How Do These Specifications Differ from the Illinois Biometric Information and facts Privacy Act?
The FTC will be hunting for organizations to have collected a “‘holistic assessment’ of possible dangers to shoppers related with the collection and/or use” of consumer’s biometric data ahead of deploying biometric data technologies and to conduct “ongoing monitoring” of technologies employed. These are not needs codified in the Illinois BIPA or any other state or neighborhood biometric law.
Whilst current biometric and broader customer privacy statutes demand affordable information safety measures, the FTC’s Policy Statement suggests organizations should really also have education applications relating to the use of biometric technologies.
Has the FTC Brought Enforcement Actions More than Biometric Technologies?

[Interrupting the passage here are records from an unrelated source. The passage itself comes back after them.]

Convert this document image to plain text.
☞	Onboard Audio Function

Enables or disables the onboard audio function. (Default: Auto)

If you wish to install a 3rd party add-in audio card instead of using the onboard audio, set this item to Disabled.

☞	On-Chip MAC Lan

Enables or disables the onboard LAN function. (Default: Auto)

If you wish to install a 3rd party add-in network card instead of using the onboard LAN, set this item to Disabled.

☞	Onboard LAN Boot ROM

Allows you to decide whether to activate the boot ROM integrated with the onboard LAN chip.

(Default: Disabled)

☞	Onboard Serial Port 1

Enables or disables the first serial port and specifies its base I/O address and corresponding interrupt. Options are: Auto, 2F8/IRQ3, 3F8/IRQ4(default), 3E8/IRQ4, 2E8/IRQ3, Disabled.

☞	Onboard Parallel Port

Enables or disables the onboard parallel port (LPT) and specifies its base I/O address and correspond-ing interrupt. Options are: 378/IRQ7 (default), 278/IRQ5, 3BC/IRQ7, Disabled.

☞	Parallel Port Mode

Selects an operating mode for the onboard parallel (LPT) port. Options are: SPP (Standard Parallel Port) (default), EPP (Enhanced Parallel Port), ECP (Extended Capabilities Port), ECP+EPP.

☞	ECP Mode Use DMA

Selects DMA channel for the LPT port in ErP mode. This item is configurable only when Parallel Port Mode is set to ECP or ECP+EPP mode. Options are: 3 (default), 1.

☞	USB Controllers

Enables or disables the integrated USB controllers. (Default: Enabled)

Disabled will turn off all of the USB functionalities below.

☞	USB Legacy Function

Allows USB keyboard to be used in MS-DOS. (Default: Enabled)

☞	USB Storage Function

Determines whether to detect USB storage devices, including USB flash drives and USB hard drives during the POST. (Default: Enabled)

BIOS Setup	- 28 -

Yes. In 2021, the FTC settled its action against a photo app developer alleging that the developer deceived shoppers about use of facial recognition technologies and the developer improperly retained pictures and videos of customers who deactivated their accounts. The settlement reached integrated 20 years of compliance monitoring. The FTC also charged a social media firm with eight privacy-connected violations, which integrated allegations of misleading shoppers about a photo-tagging tool that allegedly employed facial recognition. That matter settled for $five billion in 2019.